Wednesday, August 29, 2007

feeling understood...

Two days ago we went for a Neurology appointment. Ezzy has them every six months, a check up, making sure he is getting as much assistance as possible. We really like his Doc and I always come prepared with a list of questions to ask and advice to learn. This last trip was a nice "get away" for Edwin and I. We had the two boys with us, and the girls were at Nana and Papa's, thanks! :) It is always nice to have the three hour drive there and back to chat and visit...I am so blessed that he works so hard preparing to be able to take the day with his family and that his job is flexible, allowing him to have time with his family.

As we were strolling through the hospital, I had a feeling overwhelm me, hard to explain, but I will try. While waiting in the waiting room, many parents and kiddos were patiently waiting to be seen. My hubby is always so friendly and chats it up with the kiddos that are near us. I smile and look at the moms. We kinda do a "glance" at each other's child and then kindly look back at each other, a "understood" smile is exchanged and I pray for the right words to come out of my mouth if our encounter leads to a vocal interaction. You see, even though no words have yet been said, we both have already "talked", an exchange of feelings understood and accepted. The Lord does bring about times when I am able to share the blessing of Ezzy's life, but sometimes it is only a smile exchanged. It is a good feeling to be understood and not feel like everyone is starring at your son. Being there kinda feels like you are part of a "club".

When I am there at Children's Hospital, I see a lot of sad things, often I see sick little kiddos being so lovingly cared for by mom and dad...and then poof, I am reminded of how blessed we are to have Ezzy, who does not suffer from being sickly, he is not dying, he is not on the verge of anything "bad" any more than a kiddo running down the sidewalk. Seeing these families puts my whole outlook on raising Ezzy into perspective. I am thankful for the reminder of how blessed we are.

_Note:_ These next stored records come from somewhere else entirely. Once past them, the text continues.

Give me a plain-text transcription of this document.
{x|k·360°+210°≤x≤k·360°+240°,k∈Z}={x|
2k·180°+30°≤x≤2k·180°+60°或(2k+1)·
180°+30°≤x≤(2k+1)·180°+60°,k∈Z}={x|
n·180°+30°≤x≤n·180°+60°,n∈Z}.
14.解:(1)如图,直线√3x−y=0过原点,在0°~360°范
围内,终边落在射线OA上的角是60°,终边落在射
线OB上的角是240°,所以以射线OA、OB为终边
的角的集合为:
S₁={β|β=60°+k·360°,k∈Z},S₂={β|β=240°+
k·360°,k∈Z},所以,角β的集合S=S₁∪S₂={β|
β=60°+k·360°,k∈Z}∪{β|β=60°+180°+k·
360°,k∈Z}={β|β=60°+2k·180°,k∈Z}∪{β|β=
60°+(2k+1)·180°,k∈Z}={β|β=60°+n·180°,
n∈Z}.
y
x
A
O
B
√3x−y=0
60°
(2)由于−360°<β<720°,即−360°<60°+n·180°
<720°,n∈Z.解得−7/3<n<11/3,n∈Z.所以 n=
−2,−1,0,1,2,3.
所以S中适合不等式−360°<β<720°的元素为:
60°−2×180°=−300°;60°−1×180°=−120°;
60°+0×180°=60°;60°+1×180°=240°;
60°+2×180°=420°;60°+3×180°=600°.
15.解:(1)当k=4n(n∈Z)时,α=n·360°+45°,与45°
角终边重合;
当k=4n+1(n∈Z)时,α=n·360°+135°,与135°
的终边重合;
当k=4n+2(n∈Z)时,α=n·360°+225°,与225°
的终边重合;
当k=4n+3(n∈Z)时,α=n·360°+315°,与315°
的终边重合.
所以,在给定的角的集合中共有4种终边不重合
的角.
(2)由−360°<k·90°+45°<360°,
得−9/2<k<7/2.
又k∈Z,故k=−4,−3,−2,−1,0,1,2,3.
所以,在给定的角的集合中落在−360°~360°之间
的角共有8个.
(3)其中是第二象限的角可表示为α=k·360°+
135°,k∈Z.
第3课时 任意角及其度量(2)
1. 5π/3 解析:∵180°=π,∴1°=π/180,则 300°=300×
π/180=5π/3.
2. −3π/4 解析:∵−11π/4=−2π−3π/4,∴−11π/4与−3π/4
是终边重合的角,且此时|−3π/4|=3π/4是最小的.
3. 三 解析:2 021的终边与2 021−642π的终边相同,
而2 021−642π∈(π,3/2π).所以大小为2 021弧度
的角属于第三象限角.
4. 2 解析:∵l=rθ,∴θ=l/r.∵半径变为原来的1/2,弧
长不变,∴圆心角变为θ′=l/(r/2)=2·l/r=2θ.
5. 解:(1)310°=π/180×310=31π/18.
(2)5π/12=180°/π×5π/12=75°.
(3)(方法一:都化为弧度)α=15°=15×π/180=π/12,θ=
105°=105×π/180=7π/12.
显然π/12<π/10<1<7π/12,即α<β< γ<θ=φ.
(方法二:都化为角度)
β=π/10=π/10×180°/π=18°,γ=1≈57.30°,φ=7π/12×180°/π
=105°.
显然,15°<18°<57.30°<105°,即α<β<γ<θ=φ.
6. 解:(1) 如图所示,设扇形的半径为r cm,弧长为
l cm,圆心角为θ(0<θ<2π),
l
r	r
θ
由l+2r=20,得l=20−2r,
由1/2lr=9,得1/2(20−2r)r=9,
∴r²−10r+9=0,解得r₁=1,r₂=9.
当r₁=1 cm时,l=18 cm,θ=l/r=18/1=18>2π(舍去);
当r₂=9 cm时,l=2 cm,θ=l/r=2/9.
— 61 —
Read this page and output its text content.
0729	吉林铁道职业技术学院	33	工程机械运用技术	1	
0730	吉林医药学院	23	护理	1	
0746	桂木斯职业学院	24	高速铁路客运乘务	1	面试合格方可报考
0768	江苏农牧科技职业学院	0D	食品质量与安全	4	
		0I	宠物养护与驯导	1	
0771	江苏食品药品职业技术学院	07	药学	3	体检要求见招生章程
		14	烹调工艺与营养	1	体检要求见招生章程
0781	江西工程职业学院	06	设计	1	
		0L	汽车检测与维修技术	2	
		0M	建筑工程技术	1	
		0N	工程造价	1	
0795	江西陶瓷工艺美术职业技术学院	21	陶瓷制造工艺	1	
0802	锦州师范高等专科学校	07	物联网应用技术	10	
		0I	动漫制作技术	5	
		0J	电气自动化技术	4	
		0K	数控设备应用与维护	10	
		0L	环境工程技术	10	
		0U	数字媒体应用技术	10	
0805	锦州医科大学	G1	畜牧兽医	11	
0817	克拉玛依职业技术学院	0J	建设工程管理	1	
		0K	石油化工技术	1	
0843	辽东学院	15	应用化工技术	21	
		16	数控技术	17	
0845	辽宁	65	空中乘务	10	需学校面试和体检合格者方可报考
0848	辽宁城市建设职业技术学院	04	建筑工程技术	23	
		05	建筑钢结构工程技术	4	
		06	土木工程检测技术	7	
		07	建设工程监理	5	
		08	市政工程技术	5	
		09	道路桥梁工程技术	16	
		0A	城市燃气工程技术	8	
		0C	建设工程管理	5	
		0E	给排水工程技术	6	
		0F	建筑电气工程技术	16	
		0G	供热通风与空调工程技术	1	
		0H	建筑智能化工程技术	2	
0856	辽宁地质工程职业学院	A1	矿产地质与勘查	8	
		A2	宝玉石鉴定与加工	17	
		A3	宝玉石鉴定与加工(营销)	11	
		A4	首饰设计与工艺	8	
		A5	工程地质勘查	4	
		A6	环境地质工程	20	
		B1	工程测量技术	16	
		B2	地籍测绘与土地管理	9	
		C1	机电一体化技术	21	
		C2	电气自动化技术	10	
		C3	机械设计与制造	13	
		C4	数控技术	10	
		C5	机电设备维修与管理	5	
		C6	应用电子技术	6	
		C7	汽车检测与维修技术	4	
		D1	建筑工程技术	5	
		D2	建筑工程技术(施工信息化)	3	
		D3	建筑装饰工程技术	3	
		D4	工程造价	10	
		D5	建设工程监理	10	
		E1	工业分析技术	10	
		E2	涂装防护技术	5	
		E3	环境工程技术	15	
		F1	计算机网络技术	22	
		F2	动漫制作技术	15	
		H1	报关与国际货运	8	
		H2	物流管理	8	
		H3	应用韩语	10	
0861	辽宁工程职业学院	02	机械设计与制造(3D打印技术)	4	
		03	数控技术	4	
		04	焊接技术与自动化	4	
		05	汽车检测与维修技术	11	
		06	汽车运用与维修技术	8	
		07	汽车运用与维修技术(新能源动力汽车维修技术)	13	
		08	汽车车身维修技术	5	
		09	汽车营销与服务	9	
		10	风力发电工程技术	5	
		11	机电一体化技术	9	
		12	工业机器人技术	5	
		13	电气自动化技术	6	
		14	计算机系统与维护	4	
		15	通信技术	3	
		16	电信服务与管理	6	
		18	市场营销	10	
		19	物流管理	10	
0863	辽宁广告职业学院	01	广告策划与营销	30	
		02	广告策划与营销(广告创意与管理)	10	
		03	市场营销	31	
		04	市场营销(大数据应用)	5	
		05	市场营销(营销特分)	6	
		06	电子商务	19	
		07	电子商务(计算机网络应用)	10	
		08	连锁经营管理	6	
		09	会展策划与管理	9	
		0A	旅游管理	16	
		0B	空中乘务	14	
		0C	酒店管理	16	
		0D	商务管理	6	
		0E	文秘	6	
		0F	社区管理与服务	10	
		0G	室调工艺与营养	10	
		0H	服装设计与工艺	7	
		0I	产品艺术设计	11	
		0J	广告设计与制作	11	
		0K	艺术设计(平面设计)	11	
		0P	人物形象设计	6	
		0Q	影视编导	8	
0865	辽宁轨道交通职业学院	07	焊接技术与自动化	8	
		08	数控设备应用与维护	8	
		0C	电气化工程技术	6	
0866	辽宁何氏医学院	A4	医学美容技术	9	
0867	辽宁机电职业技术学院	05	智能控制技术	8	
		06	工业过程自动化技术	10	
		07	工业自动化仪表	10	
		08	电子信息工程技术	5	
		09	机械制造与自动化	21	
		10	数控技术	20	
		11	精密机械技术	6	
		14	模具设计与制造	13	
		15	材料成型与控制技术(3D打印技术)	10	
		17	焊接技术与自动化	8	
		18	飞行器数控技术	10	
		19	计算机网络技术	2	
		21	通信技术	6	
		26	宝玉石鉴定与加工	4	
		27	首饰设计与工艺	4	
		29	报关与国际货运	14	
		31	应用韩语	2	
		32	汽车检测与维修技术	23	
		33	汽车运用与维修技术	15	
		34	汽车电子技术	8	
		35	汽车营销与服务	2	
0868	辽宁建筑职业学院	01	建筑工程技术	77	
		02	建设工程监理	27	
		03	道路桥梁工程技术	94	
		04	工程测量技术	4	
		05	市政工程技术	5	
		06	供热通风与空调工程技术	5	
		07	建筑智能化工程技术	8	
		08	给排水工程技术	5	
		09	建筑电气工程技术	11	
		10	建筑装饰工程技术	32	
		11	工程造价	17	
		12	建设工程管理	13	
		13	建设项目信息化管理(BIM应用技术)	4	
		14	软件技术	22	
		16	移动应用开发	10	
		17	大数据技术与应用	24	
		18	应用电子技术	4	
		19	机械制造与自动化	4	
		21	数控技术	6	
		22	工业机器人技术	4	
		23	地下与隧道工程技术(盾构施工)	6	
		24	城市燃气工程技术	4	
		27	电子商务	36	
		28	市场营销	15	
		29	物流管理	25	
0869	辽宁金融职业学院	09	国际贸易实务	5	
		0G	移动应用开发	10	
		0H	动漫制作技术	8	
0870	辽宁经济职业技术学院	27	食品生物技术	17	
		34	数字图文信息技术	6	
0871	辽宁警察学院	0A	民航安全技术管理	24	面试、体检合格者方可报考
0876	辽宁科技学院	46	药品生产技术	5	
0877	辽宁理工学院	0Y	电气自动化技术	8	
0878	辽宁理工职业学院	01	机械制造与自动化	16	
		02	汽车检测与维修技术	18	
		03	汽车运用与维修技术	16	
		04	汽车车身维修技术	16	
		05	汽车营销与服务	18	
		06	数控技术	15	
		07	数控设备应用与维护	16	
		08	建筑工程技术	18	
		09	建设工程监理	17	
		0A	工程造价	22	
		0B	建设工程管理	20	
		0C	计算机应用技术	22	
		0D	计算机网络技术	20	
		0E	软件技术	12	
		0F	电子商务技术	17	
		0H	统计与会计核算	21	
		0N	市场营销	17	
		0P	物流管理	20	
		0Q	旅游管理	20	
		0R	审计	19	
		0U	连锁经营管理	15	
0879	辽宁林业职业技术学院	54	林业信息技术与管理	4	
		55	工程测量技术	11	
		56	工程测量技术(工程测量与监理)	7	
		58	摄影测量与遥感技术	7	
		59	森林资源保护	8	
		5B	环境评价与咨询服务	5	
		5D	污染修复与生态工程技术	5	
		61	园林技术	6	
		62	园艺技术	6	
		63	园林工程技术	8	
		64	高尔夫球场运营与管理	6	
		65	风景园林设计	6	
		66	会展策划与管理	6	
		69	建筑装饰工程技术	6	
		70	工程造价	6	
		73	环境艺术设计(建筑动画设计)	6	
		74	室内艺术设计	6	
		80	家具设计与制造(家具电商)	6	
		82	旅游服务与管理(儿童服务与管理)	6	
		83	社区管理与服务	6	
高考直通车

On a note of update: Ezzy is doing wonderful, alert and responding to life all around him more and more! He is "smiling" more and I love to see him respond to his beloved family members. He is a tiny little guy and so we need to look into how we can "beef" him up :) I have a long list of calls to be making in order to set appointments up for him. I am thankful for the grace of God, His perfect strength that re-fuels my soul as I take it one day at a time...

8 comments:

Loving Life said...

Refresing Liz. Thats how this blog made me feel.
There is such 'rest' when with other families who walk the same path as you. We will be praying for you in all your upcoming appts with sweet EzMan. Gosh, we love that little boy! It's amazing how praying for someone can cause such an emotional bond!

Liz Ferguson said...

Liz, I so enjoy your perspective. Your family is such a blessing. I am glad you were able to have the time away and make the most of it. What a wonderful feeling to be in the presence of families that truly understand.

Thank you for sharing. Your family is in our prayers. I put a picture of your family in our prayer box so the kiddos can be involved in praying for sweet Ezra. In fact Anna loves to look at Ezra's blog with me.

God bless!
Elizabeth

Barbie @ Mamaology said...

I'm always so thankful when the Lord puts things in perspective for me. And I can only imagine the feeling of being understood by the other moms.

BTW thanks for such a sweet comment on my blog... I too think we are here to spur one another on:) Too bad it couldn't be in person, I have a Mom time once a month where friends get together at my place. Wish I could invite you.... but maybe will just have to wait until heaven to truly meet:)

Ivey's Mom said...

Liz,
I guess you could say that we have already exchanged 'the look' - which I know much too well. I am glad to hear your words. They come straight from my heart. It's tough, yet comforting, when I sit in our Children's Hospital and look at the other parents. Some days I am thankful to be there when it feels like Ivey is 'normal' amongst her peers. She doesn't get the same stares. You are right, we have healthy kids and it is a true reminder to how fortunate we all are.

If you get any good advice about 'beefing' him up, pass them this way.
Love to you guys-
Gwen

Ginger said...

Our son Brett was born with a Club Foot and required several surgeries and still has lots of Dr.'s appts, and PT appt.s. Every time we made the trip up to Shriners I came away so blessed. I know 'the look'. I understand the perspective gained from seeing the hurt other parents are going through. And FYI - whenever I'm blue, I watch your video of your daughter dancing with Ezzy and it picks me up. He will not faint and he won't grow weary! Thanks for sharing your heart! You and your family are such a blessing!

Julie Shaw said...

I LOVE HEARING ABOUT EZRA

Kim said...

What a wonderful perspective. I loved reading this...and you are blessed! Greatly!

Monika said...

I feel the same way about Rebecca, even though she is a 2 1/2 year old who is unable to roll over, sit, walk or talk, is blind and totally dependent on us for everything, I praise God that she is HEALTHY, has never once been sick in the hospital as so many other kids have. Despite our days of sadness, frustration, and questions of "why God?", I am so often reminded of how truly blessed we are to have her in our lives, and she is teaching us and other people so much.